Atenco: se puede ganar
Joel Ortega Juárez
Las resoluciones de las salas de la Suprema Corte de Justicia de liberar a los 12 de Atenco son un importante triunfo del movimiento social.
Resalta la postura del ministro Juan Silva Meza al calificar las condenas anuladas de “una forma maquilladamente institucional de criminalizar la protesta social”. Esa política ominosa para reprimir a los movimientos ha sufrido una derrota muy importante.

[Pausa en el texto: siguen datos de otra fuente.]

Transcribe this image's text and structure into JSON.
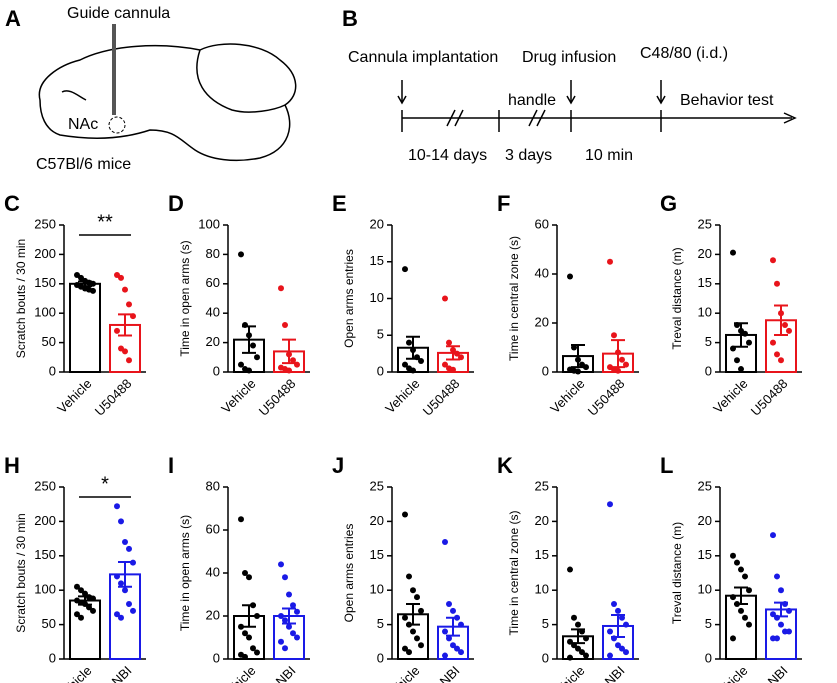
{
  "panel_a": {
    "letter": "A",
    "cannula": "Guide cannula",
    "region": "NAc",
    "strain": "C57Bl/6 mice"
  },
  "panel_b": {
    "letter": "B",
    "events": [
      "Cannula implantation",
      "Drug infusion",
      "C48/80 (i.d.)"
    ],
    "handle": "handle",
    "test": "Behavior test",
    "intervals": [
      "10-14 days",
      "3 days",
      "10 min"
    ]
  },
  "chart_data": [
    {
      "type": "bar",
      "panel": "C",
      "ylabel": "Scratch bouts / 30 min",
      "categories": [
        "Vehicle",
        "U50488"
      ],
      "colors": [
        "#000000",
        "#e8141b"
      ],
      "values": [
        150,
        80
      ],
      "errors": [
        4,
        18
      ],
      "points": [
        [
          165,
          160,
          155,
          152,
          150,
          148,
          145,
          142,
          140,
          138
        ],
        [
          165,
          160,
          140,
          115,
          95,
          70,
          40,
          35,
          20
        ]
      ],
      "ylim": [
        0,
        250
      ],
      "yticks": [
        0,
        50,
        100,
        150,
        200,
        250
      ],
      "significance": "**"
    },
    {
      "type": "bar",
      "panel": "D",
      "ylabel": "Time in open arms (s)",
      "categories": [
        "Vehicle",
        "U50488"
      ],
      "colors": [
        "#000000",
        "#e8141b"
      ],
      "values": [
        22,
        14
      ],
      "errors": [
        9,
        8
      ],
      "points": [
        [
          80,
          32,
          25,
          18,
          10,
          5,
          2,
          1
        ],
        [
          57,
          32,
          12,
          8,
          5,
          3,
          2,
          1
        ]
      ],
      "ylim": [
        0,
        100
      ],
      "yticks": [
        0,
        20,
        40,
        60,
        80,
        100
      ]
    },
    {
      "type": "bar",
      "panel": "E",
      "ylabel": "Open arms entries",
      "categories": [
        "Vehicle",
        "U50488"
      ],
      "colors": [
        "#000000",
        "#e8141b"
      ],
      "values": [
        3.3,
        2.6
      ],
      "errors": [
        1.5,
        0.9
      ],
      "points": [
        [
          14,
          4,
          3,
          2,
          1.5,
          1,
          0.5,
          0.2
        ],
        [
          10,
          4,
          3,
          2.5,
          2,
          1,
          0.5,
          0.3
        ]
      ],
      "ylim": [
        0,
        20
      ],
      "yticks": [
        0,
        5,
        10,
        15,
        20
      ]
    },
    {
      "type": "bar",
      "panel": "F",
      "ylabel": "Time in central zone (s)",
      "categories": [
        "Vehicle",
        "U50488"
      ],
      "colors": [
        "#000000",
        "#e8141b"
      ],
      "values": [
        6.5,
        7.5
      ],
      "errors": [
        4.5,
        5.5
      ],
      "points": [
        [
          39,
          10,
          5,
          3,
          2,
          1,
          0.5,
          0.2
        ],
        [
          45,
          15,
          8,
          5,
          3,
          2,
          1,
          0.5
        ]
      ],
      "ylim": [
        0,
        60
      ],
      "yticks": [
        0,
        20,
        40,
        60
      ]
    },
    {
      "type": "bar",
      "panel": "G",
      "ylabel": "Treval distance (m)",
      "categories": [
        "Vehicle",
        "U50488"
      ],
      "colors": [
        "#000000",
        "#e8141b"
      ],
      "values": [
        6.3,
        8.8
      ],
      "errors": [
        2,
        2.5
      ],
      "points": [
        [
          20.3,
          8,
          7,
          6.5,
          5,
          4,
          2,
          0.5
        ],
        [
          19,
          15,
          10,
          8,
          7,
          5,
          3,
          2
        ]
      ],
      "ylim": [
        0,
        25
      ],
      "yticks": [
        0,
        5,
        10,
        15,
        20,
        25
      ]
    },
    {
      "type": "bar",
      "panel": "H",
      "ylabel": "Scratch bouts / 30 min",
      "categories": [
        "Vehicle",
        "nor-NBI"
      ],
      "colors": [
        "#000000",
        "#1a1ae6"
      ],
      "values": [
        85,
        123
      ],
      "errors": [
        6,
        18
      ],
      "points": [
        [
          105,
          100,
          95,
          90,
          88,
          85,
          82,
          80,
          75,
          70,
          65,
          60
        ],
        [
          222,
          200,
          170,
          160,
          140,
          120,
          110,
          100,
          80,
          70,
          65,
          60
        ]
      ],
      "ylim": [
        0,
        250
      ],
      "yticks": [
        0,
        50,
        100,
        150,
        200,
        250
      ],
      "significance": "*"
    },
    {
      "type": "bar",
      "panel": "I",
      "ylabel": "Time in open arms (s)",
      "categories": [
        "Vehicle",
        "nor-NBI"
      ],
      "colors": [
        "#000000",
        "#1a1ae6"
      ],
      "values": [
        20,
        20
      ],
      "errors": [
        5,
        3.5
      ],
      "points": [
        [
          65,
          40,
          38,
          25,
          20,
          15,
          12,
          10,
          5,
          3,
          2,
          1
        ],
        [
          44,
          38,
          30,
          25,
          22,
          20,
          18,
          15,
          12,
          10,
          8,
          5
        ]
      ],
      "ylim": [
        0,
        80
      ],
      "yticks": [
        0,
        20,
        40,
        60,
        80
      ]
    },
    {
      "type": "bar",
      "panel": "J",
      "ylabel": "Open arms entries",
      "categories": [
        "Vehicle",
        "nor-NBI"
      ],
      "colors": [
        "#000000",
        "#1a1ae6"
      ],
      "values": [
        6.5,
        4.7
      ],
      "errors": [
        1.5,
        1.3
      ],
      "points": [
        [
          21,
          12,
          10,
          9,
          7,
          6,
          5,
          4,
          3,
          2,
          1.5,
          1
        ],
        [
          17,
          8,
          7,
          6,
          5,
          4,
          3,
          2,
          1.5,
          1,
          0.5
        ]
      ],
      "ylim": [
        0,
        25
      ],
      "yticks": [
        0,
        5,
        10,
        15,
        20,
        25
      ]
    },
    {
      "type": "bar",
      "panel": "K",
      "ylabel": "Time in central zone (s)",
      "categories": [
        "Vehicle",
        "nor-NBI"
      ],
      "colors": [
        "#000000",
        "#1a1ae6"
      ],
      "values": [
        3.3,
        4.8
      ],
      "errors": [
        1,
        1.6
      ],
      "points": [
        [
          13,
          6,
          5,
          4,
          3,
          2.5,
          2,
          1.5,
          1,
          0.5,
          0.2
        ],
        [
          22.5,
          8,
          7,
          6,
          5,
          4,
          3,
          2,
          1.5,
          1,
          0.5
        ]
      ],
      "ylim": [
        0,
        25
      ],
      "yticks": [
        0,
        5,
        10,
        15,
        20,
        25
      ]
    },
    {
      "type": "bar",
      "panel": "L",
      "ylabel": "Treval distance (m)",
      "categories": [
        "Vehicle",
        "nor-NBI"
      ],
      "colors": [
        "#000000",
        "#1a1ae6"
      ],
      "values": [
        9.2,
        7.2
      ],
      "errors": [
        1.2,
        1
      ],
      "points": [
        [
          15,
          14,
          13,
          12,
          10,
          9,
          8,
          7,
          6,
          5,
          3
        ],
        [
          18,
          12,
          10,
          8,
          7,
          6.5,
          6,
          5,
          4,
          4,
          3,
          3
        ]
      ],
      "ylim": [
        0,
        25
      ],
      "yticks": [
        0,
        5,
        10,
        15,
        20,
        25
      ]
    }
  ]
}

Las lecciones de Atenco son múltiples.
La decisión absurda de Fox de optar por Texcoco, seguramente cediendo a los intereses del Grupo de Hank y a los de las empresas aéreas trasnacionales, en lugar de la opción Tizayuca, se convirtió en un explosivo conflicto social ante la resistencia del Frente de Pueblos en Defensa de la Tierra.
Conviene registrar que las formas de lucha no deben fetichizarse. La estridencia de la utilización de los machetes fue y sigue siendo incorrecta.
Tampoco debemos olvidar la siniestra combinación represiva de los gobiernos perredista en Texcoco al desalojar violentamente a los floristas; la violenta actuación de la policía estatal bajo las órdenes de Enrique Peña Nieto y la salvaje conducta de la PFP, responsabilidad del gobierno de Vicente Fox. En Atenco actuó la santísima trinidad represiva de los gobiernos del PRD, del PRI y del PAN.
Con esa lógica para castigar ejemplarmente al movimiento y sus dirigentes. Eso llegó al extremo de condenas de 112 años a Ignacio del Valle por los delitos de secuestro equiparado (una versión semejante al delito de Disolución Social) y otras condenas a 67 y superiores a 30 años. En este caso se puso en práctica la política de emplear todo el poder del Estado para castigar la lucha opositora.
Se entiende que algunos sectores del movimiento tuviesen una actitud derrotista, incluyendo a América del Valle, actualmente en la Embajada de Venezuela para romper la persecución de más de 4 años; la lección de la liberación de la Suprema Corte es precisamente la contraria: sí es posible triunfar en el marco de la lucha política y emplear los recursos jurídicos y sus instituciones para derrotar las políticas autoritarias.
Al margen de los partidos, de su descomposición creciente con niveles de criminalidad, como el asesinato empleado contra diversos candidatos en Tamaulipas y a otras expresiones decadentes que se ciernen amenazantes para los comicios del próximo domingo, se pueden desarrollar movimientos sociales que logren victorias; ésa es la gran lección que nos da la liberación de los 12 de Atenco.